Role of Directors
Shareholders, Directors, and Company Structure
Shareholders usually grant broad management authority to the board of directors, typically reserving only major decisions for shareholder approval. This delegation enables directors to manage day-to-day affairs, although shareholders hold ultimate control and can remove directors if necessary. While directors manage the company, shareholders’ powers are generally limited to major decisions, without directly interfering in management.
Board of Directors
The board is responsible for strategic oversight, comprising executive and/or non-executive directors. Executive directors actively manage operations, while non-executive directors supervise. Boards may delegate powers to managing directors or chief executives, allowing professional executives to operate the business. The board must include at least one company secretary, but a sole director cannot act as secretary.

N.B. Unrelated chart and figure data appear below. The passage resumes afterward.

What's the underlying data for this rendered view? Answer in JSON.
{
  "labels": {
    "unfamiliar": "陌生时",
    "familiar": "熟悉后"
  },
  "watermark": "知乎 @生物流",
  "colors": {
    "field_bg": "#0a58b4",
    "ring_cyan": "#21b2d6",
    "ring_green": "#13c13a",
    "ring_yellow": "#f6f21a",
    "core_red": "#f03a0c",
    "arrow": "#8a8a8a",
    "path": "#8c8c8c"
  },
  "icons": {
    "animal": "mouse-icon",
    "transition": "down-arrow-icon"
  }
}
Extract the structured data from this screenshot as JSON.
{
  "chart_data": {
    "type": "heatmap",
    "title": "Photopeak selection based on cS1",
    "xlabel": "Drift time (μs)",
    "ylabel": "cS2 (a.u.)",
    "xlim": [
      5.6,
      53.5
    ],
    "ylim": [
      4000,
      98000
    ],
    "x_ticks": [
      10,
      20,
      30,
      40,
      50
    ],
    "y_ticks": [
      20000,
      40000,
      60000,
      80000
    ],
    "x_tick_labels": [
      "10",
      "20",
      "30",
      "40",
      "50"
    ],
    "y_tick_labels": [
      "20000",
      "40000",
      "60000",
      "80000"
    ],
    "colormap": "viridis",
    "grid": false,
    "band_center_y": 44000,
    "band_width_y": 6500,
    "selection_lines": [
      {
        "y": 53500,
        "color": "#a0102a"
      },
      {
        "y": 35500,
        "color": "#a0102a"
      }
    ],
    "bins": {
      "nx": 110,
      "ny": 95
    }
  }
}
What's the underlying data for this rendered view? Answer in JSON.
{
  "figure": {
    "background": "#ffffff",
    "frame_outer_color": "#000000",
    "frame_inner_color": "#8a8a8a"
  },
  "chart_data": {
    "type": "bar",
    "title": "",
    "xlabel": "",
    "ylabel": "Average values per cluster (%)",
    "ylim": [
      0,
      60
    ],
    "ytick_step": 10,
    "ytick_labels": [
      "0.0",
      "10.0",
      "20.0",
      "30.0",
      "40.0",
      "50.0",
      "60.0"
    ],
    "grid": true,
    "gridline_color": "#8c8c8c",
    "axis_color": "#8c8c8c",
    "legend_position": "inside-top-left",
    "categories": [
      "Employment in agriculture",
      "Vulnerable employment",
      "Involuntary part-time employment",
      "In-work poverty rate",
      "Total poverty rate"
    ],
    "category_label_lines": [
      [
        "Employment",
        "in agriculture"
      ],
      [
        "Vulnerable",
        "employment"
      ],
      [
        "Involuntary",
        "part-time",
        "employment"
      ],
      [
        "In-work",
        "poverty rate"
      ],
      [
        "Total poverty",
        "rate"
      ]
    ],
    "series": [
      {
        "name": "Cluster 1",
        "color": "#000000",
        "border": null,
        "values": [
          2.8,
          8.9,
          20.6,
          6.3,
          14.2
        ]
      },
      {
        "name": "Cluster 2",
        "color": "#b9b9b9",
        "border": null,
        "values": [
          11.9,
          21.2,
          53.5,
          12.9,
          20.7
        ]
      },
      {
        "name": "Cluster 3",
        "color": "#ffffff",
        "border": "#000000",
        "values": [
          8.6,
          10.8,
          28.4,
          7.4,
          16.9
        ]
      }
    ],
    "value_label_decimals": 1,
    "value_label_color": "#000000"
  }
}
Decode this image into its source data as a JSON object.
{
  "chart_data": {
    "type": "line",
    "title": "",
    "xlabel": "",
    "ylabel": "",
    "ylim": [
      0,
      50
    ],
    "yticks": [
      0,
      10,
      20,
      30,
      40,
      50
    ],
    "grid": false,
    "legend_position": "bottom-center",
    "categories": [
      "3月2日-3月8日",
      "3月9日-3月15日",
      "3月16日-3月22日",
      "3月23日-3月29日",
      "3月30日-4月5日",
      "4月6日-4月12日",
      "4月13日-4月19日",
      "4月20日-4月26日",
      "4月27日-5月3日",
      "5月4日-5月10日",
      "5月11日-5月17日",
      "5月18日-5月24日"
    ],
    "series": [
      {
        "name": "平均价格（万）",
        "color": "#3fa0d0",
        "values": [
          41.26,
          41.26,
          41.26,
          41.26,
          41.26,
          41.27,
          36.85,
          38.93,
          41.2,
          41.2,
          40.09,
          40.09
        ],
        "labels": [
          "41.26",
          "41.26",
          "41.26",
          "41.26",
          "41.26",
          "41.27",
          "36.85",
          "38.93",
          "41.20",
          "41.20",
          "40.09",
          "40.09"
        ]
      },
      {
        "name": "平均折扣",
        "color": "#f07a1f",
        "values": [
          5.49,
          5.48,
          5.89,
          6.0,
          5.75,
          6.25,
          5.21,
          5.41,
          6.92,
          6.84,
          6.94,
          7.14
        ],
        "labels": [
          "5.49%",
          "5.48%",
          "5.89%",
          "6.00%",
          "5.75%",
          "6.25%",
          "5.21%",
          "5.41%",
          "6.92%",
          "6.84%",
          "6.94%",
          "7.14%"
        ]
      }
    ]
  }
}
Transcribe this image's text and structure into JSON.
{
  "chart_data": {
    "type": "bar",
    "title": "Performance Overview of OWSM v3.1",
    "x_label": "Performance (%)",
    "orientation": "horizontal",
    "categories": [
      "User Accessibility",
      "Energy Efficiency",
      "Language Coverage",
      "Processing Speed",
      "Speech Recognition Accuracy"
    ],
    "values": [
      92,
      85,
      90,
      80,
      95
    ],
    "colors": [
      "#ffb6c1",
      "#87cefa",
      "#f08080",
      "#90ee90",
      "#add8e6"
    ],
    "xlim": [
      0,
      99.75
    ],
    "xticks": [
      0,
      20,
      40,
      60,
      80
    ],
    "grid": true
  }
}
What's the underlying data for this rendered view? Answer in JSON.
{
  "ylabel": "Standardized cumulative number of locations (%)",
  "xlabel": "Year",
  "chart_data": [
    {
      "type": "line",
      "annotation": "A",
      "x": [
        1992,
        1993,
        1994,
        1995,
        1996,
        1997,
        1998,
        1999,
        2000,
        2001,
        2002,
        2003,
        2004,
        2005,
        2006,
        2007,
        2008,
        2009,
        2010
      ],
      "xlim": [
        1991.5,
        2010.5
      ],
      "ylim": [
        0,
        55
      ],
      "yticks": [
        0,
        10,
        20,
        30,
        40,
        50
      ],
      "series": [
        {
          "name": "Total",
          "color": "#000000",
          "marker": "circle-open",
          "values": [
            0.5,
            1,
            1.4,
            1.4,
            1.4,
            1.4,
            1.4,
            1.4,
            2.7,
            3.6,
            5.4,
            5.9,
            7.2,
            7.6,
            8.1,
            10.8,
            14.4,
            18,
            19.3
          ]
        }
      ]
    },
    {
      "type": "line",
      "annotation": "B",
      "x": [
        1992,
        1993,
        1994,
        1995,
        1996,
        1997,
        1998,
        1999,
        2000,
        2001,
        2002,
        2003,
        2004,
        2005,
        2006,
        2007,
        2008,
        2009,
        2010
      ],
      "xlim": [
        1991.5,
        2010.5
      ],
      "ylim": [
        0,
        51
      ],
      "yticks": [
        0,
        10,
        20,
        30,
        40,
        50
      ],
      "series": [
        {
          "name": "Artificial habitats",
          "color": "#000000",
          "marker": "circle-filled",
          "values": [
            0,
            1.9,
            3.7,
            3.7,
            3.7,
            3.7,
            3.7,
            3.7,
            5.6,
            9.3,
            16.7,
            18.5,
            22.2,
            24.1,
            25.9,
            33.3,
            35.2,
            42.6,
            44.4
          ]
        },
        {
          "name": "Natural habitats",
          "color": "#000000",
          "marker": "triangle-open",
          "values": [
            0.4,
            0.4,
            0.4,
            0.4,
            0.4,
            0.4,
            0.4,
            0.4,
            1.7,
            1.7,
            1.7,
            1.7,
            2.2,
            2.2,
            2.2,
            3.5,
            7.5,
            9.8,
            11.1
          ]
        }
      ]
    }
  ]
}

Director Responsibilities and Appointments
Directors owe fiduciary duties to the company, not individual shareholders. In cases of insolvency, directors may face personal liability for wrongful trading. Directors, shadow directors, and de facto directors (who act without formal appointment) are subject to these statutory duties and may be restricted from future roles if they breach obligations.
Special Roles and Restrictions
Shadow directors influence decisions without formal titles, and de facto directors operate in director roles unofficially. Both assume the same responsibilities and liabilities as registered directors. Directors are appointed through general meetings or specified procedures, with the company required to notify the Companies Registration Office (CRO) of new appointments or terminations.